Aqui, a leitura de Zygmunt Bauman ajuda a compreender o fenômeno. Vivemos sob a lógica da liquidez: nada é feito para durar, tudo precisa circular, viralizar, performar. O valor da notícia não está mais apenas em sua importância, mas em sua capacidade de reter atenção.
O resultado é um jornalismo orientado menos pela pergunta “isso importa?” e mais por “isso engaja?”. A notícia torna-se produto emocional, desenhada para provocar reação imediata, indignação, medo, riso, identificação, frequentemente em detrimento da complexidade.

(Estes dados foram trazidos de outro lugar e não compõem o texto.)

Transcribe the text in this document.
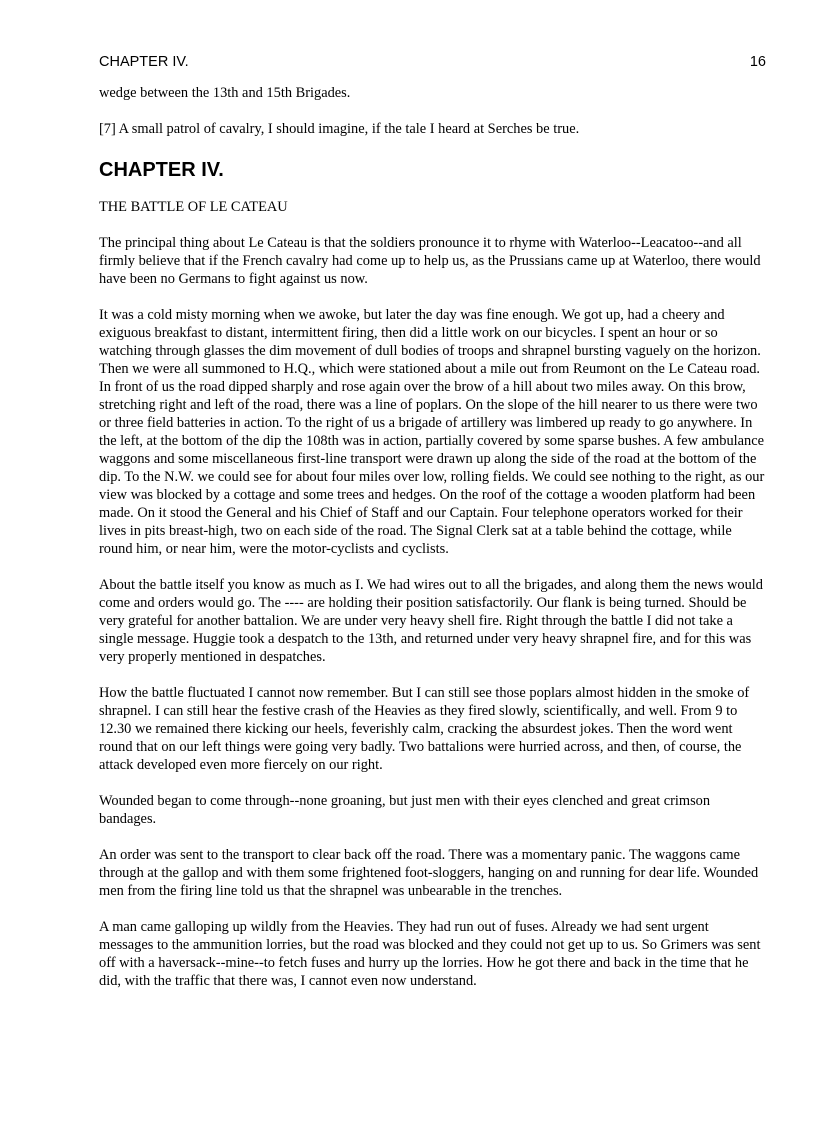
CHAPTER IV.	16

wedge between the 13th and 15th Brigades.

[7] A small patrol of cavalry, I should imagine, if the tale I heard at Serches be true.

CHAPTER IV.

THE BATTLE OF LE CATEAU

The principal thing about Le Cateau is that the soldiers pronounce it to rhyme with Waterloo--Leacatoo--and all firmly believe that if the French cavalry had come up to help us, as the Prussians came up at Waterloo, there would have been no Germans to fight against us now.

It was a cold misty morning when we awoke, but later the day was fine enough. We got up, had a cheery and exiguous breakfast to distant, intermittent firing, then did a little work on our bicycles. I spent an hour or so watching through glasses the dim movement of dull bodies of troops and shrapnel bursting vaguely on the horizon. Then we were all summoned to H.Q., which were stationed about a mile out from Reumont on the Le Cateau road. In front of us the road dipped sharply and rose again over the brow of a hill about two miles away. On this brow, stretching right and left of the road, there was a line of poplars. On the slope of the hill nearer to us there were two or three field batteries in action. To the right of us a brigade of artillery was limbered up ready to go anywhere. In the left, at the bottom of the dip the 108th was in action, partially covered by some sparse bushes. A few ambulance waggons and some miscellaneous first-line transport were drawn up along the side of the road at the bottom of the dip. To the N.W. we could see for about four miles over low, rolling fields. We could see nothing to the right, as our view was blocked by a cottage and some trees and hedges. On the roof of the cottage a wooden platform had been made. On it stood the General and his Chief of Staff and our Captain. Four telephone operators worked for their lives in pits breast-high, two on each side of the road. The Signal Clerk sat at a table behind the cottage, while round him, or near him, were the motor-cyclists and cyclists.

About the battle itself you know as much as I. We had wires out to all the brigades, and along them the news would come and orders would go. The ---- are holding their position satisfactorily. Our flank is being turned. Should be very grateful for another battalion. We are under very heavy shell fire. Right through the battle I did not take a single message. Huggie took a despatch to the 13th, and returned under very heavy shrapnel fire, and for this was very properly mentioned in despatches.

How the battle fluctuated I cannot now remember. But I can still see those poplars almost hidden in the smoke of shrapnel. I can still hear the festive crash of the Heavies as they fired slowly, scientifically, and well. From 9 to 12.30 we remained there kicking our heels, feverishly calm, cracking the absurdest jokes. Then the word went round that on our left things were going very badly. Two battalions were hurried across, and then, of course, the attack developed even more fiercely on our right.

Wounded began to come through--none groaning, but just men with their eyes clenched and great crimson bandages.

An order was sent to the transport to clear back off the road. There was a momentary panic. The waggons came through at the gallop and with them some frightened foot-sloggers, hanging on and running for dear life. Wounded men from the firing line told us that the shrapnel was unbearable in the trenches.

A man came galloping up wildly from the Heavies. They had run out of fuses. Already we had sent urgent messages to the ammunition lorries, but the road was blocked and they could not get up to us. So Grimers was sent off with a haversack--mine--to fetch fuses and hurry up the lorries. How he got there and back in the time that he did, with the traffic that there was, I cannot even now understand.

Do hiperentretenimento à homogeneização narrativa
Esse deslocamento favorece o avanço do hiperentretenimento. Informação e diversão deixam de ser campos tensionados para se tornarem praticamente indissociáveis. Não por acaso, Umberto Eco já identificava, nos anos 1980, com a noção de neo-TV, o início dessa confusão de regimes discursivos: política como espetáculo, jornalismo como show, notícia como performance.

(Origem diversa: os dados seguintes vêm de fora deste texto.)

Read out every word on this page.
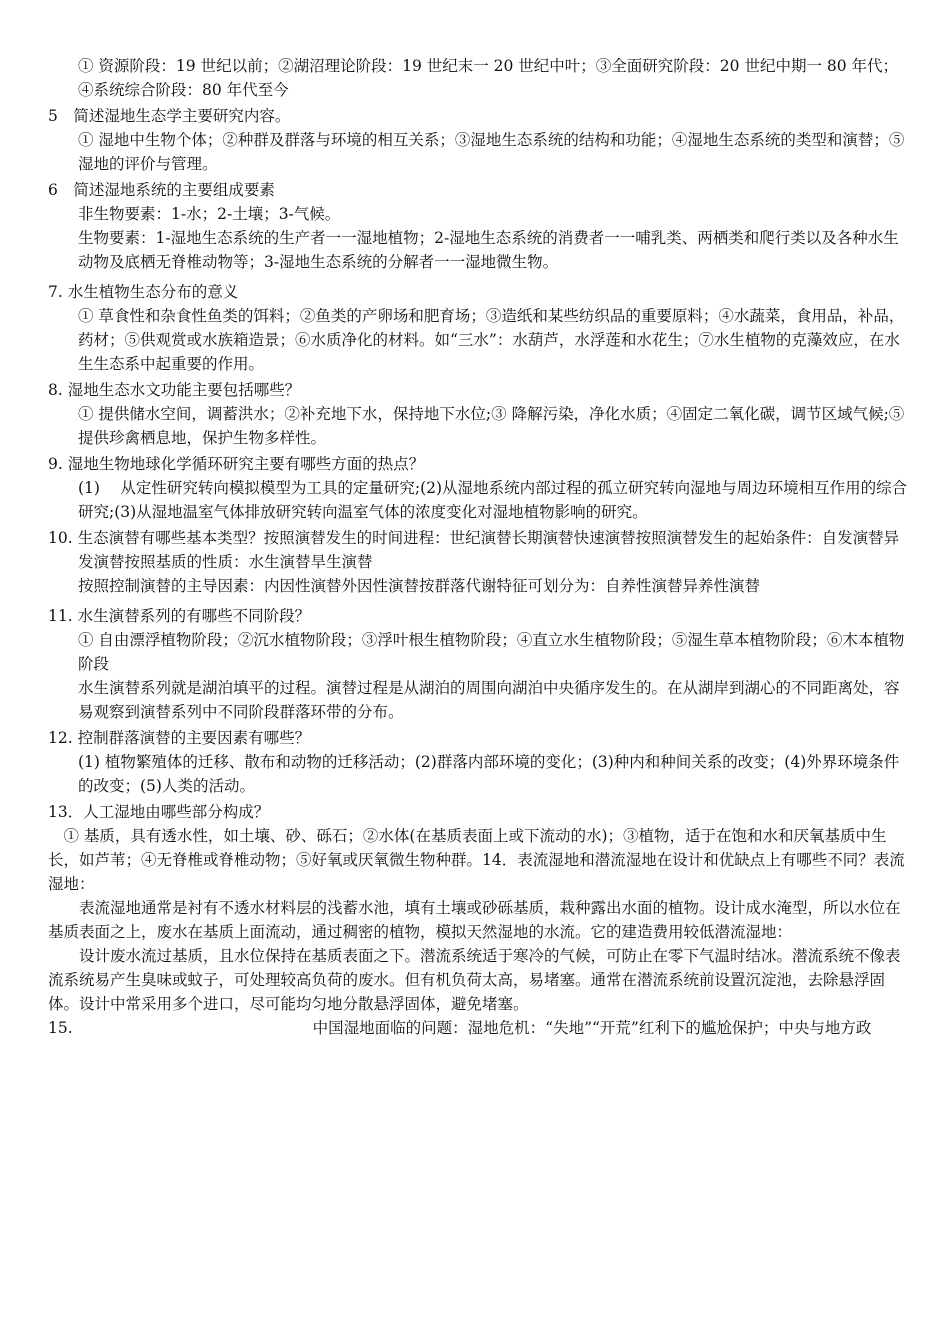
① 资源阶段：19 世纪以前；②湖沼理论阶段：19 世纪末一 20 世纪中叶；③全面研究阶段：20 世纪中期一 80 年代；④系统综合阶段：80 年代至今
5　简述湿地生态学主要研究内容。
① 湿地中生物个体；②种群及群落与环境的相互关系；③湿地生态系统的结构和功能；④湿地生态系统的类型和演替；⑤湿地的评价与管理。
6　简述湿地系统的主要组成要素
非生物要素：1-水；2-土壤；3-气候。
生物要素：1-湿地生态系统的生产者一一湿地植物；2-湿地生态系统的消费者一一哺乳类、两栖类和爬行类以及各种水生动物及底栖无脊椎动物等；3-湿地生态系统的分解者一一湿地微生物。
7. 水生植物生态分布的意义
① 草食性和杂食性鱼类的饵料；②鱼类的产卵场和肥育场；③造纸和某些纺织品的重要原料；④水蔬菜，食用品，补品，药材；⑤供观赏或水族箱造景；⑥水质净化的材料。如“三水”：水葫芦，水浮莲和水花生；⑦水生植物的克藻效应，在水生生态系中起重要的作用。
8. 湿地生态水文功能主要包括哪些？
① 提供储水空间，调蓄洪水；②补充地下水，保持地下水位;③ 降解污染，净化水质；④固定二氧化碳，调节区域气候;⑤ 提供珍禽栖息地，保护生物多样性。
9. 湿地生物地球化学循环研究主要有哪些方面的热点？
(1)　 从定性研究转向模拟模型为工具的定量研究;(2)从湿地系统内部过程的孤立研究转向湿地与周边环境相互作用的综合研究;(3)从湿地温室气体排放研究转向温室气体的浓度变化对湿地植物影响的研究。
10. 生态演替有哪些基本类型？按照演替发生的时间进程：世纪演替长期演替快速演替按照演替发生的起始条件：自发演替异发演替按照基质的性质：水生演替旱生演替
按照控制演替的主导因素：内因性演替外因性演替按群落代谢特征可划分为：自养性演替异养性演替
11. 水生演替系列的有哪些不同阶段？
① 自由漂浮植物阶段；②沉水植物阶段；③浮叶根生植物阶段；④直立水生植物阶段；⑤湿生草本植物阶段；⑥木本植物阶段
水生演替系列就是湖泊填平的过程。演替过程是从湖泊的周围向湖泊中央循序发生的。在从湖岸到湖心的不同距离处，容易观察到演替系列中不同阶段群落环带的分布。
12. 控制群落演替的主要因素有哪些？
(1) 植物繁殖体的迁移、散布和动物的迁移活动；(2)群落内部环境的变化；(3)种内和种间关系的改变；(4)外界环境条件的改变；(5)人类的活动。
13．人工湿地由哪些部分构成？
　① 基质，具有透水性，如土壤、砂、砾石；②水体(在基质表面上或下流动的水)；③植物，适于在饱和水和厌氧基质中生长，如芦苇；④无脊椎或脊椎动物；⑤好氧或厌氧微生物种群。14．表流湿地和潜流湿地在设计和优缺点上有哪些不同？表流湿地：
　　表流湿地通常是衬有不透水材料层的浅蓄水池，填有土壤或砂砾基质，栽种露出水面的植物。设计成水淹型，所以水位在基质表面之上，废水在基质上面流动，通过稠密的植物，模拟天然湿地的水流。它的建造费用较低潜流湿地：
　　设计废水流过基质，且水位保持在基质表面之下。潜流系统适于寒冷的气候，可防止在零下气温时结冰。潜流系统不像表流系统易产生臭味或蚊子，可处理较高负荷的废水。但有机负荷太高，易堵塞。通常在潜流系统前设置沉淀池，去除悬浮固体。设计中常采用多个进口，尽可能均匀地分散悬浮固体，避免堵塞。
15.	中国湿地面临的问题：湿地危机：“失地”“开荒”红利下的尴尬保护；中央与地方政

Hoje, essa lógica se estende a todas as plataformas, inclusive, e talvez principalmente, ao jornalismo sonoro. Rádio, podcast, streaming informativo: tudo tende a adotar estruturas narrativas semelhantes, vozes parecidas, ritmos padronizados. Forma-se um processo de homogeneização narrativa em que “tudo soa igual”, ainda que trate de assuntos distintos.
A entrada da inteligência artificial nas redações não inaugura esse processo, mas o acelera. A IA opera por padrões, recorrências e probabilidades. Em ambientes já pressionados por velocidade e escala, ela reforça fórmulas narrativas, reduz riscos estilísticos e enfraquece a autoria. O resultado pode ser eficiência operacional, mas também empobrecimento simbólico.
A grande ironia contemporânea
E aqui reside a grande ironia: enquanto o jornalismo enfrenta dificuldades para sustentar sua identidade discursiva, outras profissões descobrem a comunicação como ativo central. Advogados, médicos, professores, gestores, influenciadores institucionais, todos são hoje cobrados não apenas por saber fazer, mas por saber dizer, explicar, traduzir, narrar.
A comunicação deixa de ser monopólio do jornalismo e passa a ser competência transversal. Isso não é, em si, um problema. O problema é quando o jornalismo abdica de seu diferencial: a capacidade de organizar o caos informacional a partir de critérios públicos, éticos e verificáveis.
Temos, portanto, uma dicotomia inquietante:
– a comunicação se fortalece como valor social;
– o jornalismo, enquanto forma específica de comunicação, enfraquece seus contornos.
Pensar essa tensão é tarefa urgente para pesquisadores, formadores e profissionais. Não para defender nostalgias de um passado idealizado, mas para recolocar a pergunta essencial: o que torna o jornalismo distinto, e necessário, em meio à confusão de vozes?
Talvez a resposta não esteja em resistir à hibridização, mas em compreendê-la criticamente. Reconhecer que os gêneros mudam, mas que os princípios, mediação responsável, compromisso com o público, clareza de contrato, não podem se dissolver na mesma velocidade que os formatos.
Porque, no fim, quando tudo comunica, aquilo que comunica com sentido público torna-se ainda mais raro, e mais valioso.